To improve the connectivity and economic performance of outer-urban areas, ensure regional rail service improvements improve accessibility outwards from Fast-Growing Cities, and better connect outer urban-areas to their larger regional catchment as well as making established central business districts more accessible to Regional Centres.

Timeframe

5-10 years

Activity 4.2.2.6:

Support regional growth by prioritising faster rail, fast rail and high-speed rail investments based on credible scenarios for population change and using nationally consistent decision-making processes. These should include models and assumptions that are updated to evaluate project benefits and costs across wide geographic areas and over the full life of rail assets.

Timeframe

10-15 years

Activity 4.2.2.7:

Maximise economic, productivity and safety benefits from governments' fast rail, faster rail and high-speed rail investments.
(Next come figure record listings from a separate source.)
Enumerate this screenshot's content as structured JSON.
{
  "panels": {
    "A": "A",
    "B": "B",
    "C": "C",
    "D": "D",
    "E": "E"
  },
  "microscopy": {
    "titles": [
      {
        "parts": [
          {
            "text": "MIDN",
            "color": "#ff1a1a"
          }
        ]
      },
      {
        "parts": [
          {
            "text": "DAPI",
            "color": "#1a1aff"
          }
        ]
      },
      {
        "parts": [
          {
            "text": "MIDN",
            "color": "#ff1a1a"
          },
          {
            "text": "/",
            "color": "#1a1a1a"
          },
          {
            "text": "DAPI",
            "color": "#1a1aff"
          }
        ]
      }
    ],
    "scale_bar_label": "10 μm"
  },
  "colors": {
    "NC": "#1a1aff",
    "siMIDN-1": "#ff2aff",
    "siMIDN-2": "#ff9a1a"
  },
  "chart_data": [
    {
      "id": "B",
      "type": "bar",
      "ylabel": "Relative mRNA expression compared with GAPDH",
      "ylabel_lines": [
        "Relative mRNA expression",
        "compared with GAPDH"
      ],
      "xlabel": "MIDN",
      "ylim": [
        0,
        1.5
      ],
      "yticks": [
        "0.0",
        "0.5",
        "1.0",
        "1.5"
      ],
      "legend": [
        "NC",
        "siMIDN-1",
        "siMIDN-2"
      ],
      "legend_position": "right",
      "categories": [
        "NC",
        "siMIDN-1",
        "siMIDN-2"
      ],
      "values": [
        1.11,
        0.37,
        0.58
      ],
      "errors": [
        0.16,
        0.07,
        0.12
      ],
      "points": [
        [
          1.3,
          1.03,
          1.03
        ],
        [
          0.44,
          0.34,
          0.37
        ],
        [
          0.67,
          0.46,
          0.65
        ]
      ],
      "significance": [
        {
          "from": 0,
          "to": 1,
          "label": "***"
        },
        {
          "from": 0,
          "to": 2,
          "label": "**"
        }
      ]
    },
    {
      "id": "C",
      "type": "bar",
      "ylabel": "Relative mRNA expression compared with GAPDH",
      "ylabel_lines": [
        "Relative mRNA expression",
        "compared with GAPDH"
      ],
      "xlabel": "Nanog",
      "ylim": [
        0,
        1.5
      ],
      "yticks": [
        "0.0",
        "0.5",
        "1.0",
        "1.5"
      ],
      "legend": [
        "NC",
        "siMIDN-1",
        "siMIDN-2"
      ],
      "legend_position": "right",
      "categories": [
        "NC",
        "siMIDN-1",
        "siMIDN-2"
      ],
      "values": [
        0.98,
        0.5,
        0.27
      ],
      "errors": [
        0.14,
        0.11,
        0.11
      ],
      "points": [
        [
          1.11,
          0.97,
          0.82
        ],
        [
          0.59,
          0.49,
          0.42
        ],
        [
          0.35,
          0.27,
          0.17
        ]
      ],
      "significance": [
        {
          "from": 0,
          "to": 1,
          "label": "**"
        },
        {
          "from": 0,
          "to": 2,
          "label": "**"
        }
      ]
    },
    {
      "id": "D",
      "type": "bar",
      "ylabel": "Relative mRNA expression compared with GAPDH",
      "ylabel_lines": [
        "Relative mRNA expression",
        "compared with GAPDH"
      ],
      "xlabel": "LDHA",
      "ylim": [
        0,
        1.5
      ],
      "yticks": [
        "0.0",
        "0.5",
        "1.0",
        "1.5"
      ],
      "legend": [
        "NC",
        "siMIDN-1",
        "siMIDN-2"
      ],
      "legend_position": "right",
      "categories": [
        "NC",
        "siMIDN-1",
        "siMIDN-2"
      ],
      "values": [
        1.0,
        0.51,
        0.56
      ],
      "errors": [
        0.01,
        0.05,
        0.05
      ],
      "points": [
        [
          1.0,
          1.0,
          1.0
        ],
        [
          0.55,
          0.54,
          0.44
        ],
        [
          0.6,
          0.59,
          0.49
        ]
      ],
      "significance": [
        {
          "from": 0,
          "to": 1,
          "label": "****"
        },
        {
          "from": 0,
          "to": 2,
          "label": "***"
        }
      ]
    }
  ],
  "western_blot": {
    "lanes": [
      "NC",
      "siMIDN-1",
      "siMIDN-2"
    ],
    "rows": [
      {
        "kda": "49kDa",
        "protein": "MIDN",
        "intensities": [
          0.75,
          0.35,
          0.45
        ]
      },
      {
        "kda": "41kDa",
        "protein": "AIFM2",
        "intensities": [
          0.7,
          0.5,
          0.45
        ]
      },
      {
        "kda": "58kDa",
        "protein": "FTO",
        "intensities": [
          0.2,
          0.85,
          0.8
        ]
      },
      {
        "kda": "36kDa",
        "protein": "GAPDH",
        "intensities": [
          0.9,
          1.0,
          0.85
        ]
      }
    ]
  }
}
Invest in the timely preservation of surface corridors. Ensure the cross-border interoperability of projects is advanced in different locations.

Timeframe

10-15 years

Outcome 4.2.3:

Ensure equitable access to essential services for Small Towns, Rural Communities and Remote Areas by coordinating passenger transport investments and operations.

Timeframe

5-10 years

Activity 4.2.3.1:

Develop and adopt nationally consistent performance standards for Small Towns, Rural Communities and Remote Areas to physically access essential services that cannot be effectively provided online. Articulate standards in terms of the total time taken by people in a rural or remote area to travel to and access the education, health or other services offered by Smaller Town rural Community and Regional Centre and then return home.

Timeframe

0-5 years

Activity 4.2.3.2:

Align spending and service delivery across transport modes with performance standards for Small Town, Rural Community and Remote Area access. Enable the greatest possible proportion of the population of these communities to access centre-based services cost-effectively within a day-return or other reasonable specified timeframe.

Timeframe

5-10 years

Activity 4.2.3.3:

Ensure long-distance passenger travel needs are serviced cost-effectively and in line with access performance standards. Do this by integrating regional aviation infrastructure and services programs with land transport services under a multimodal hub-and-spoke network model.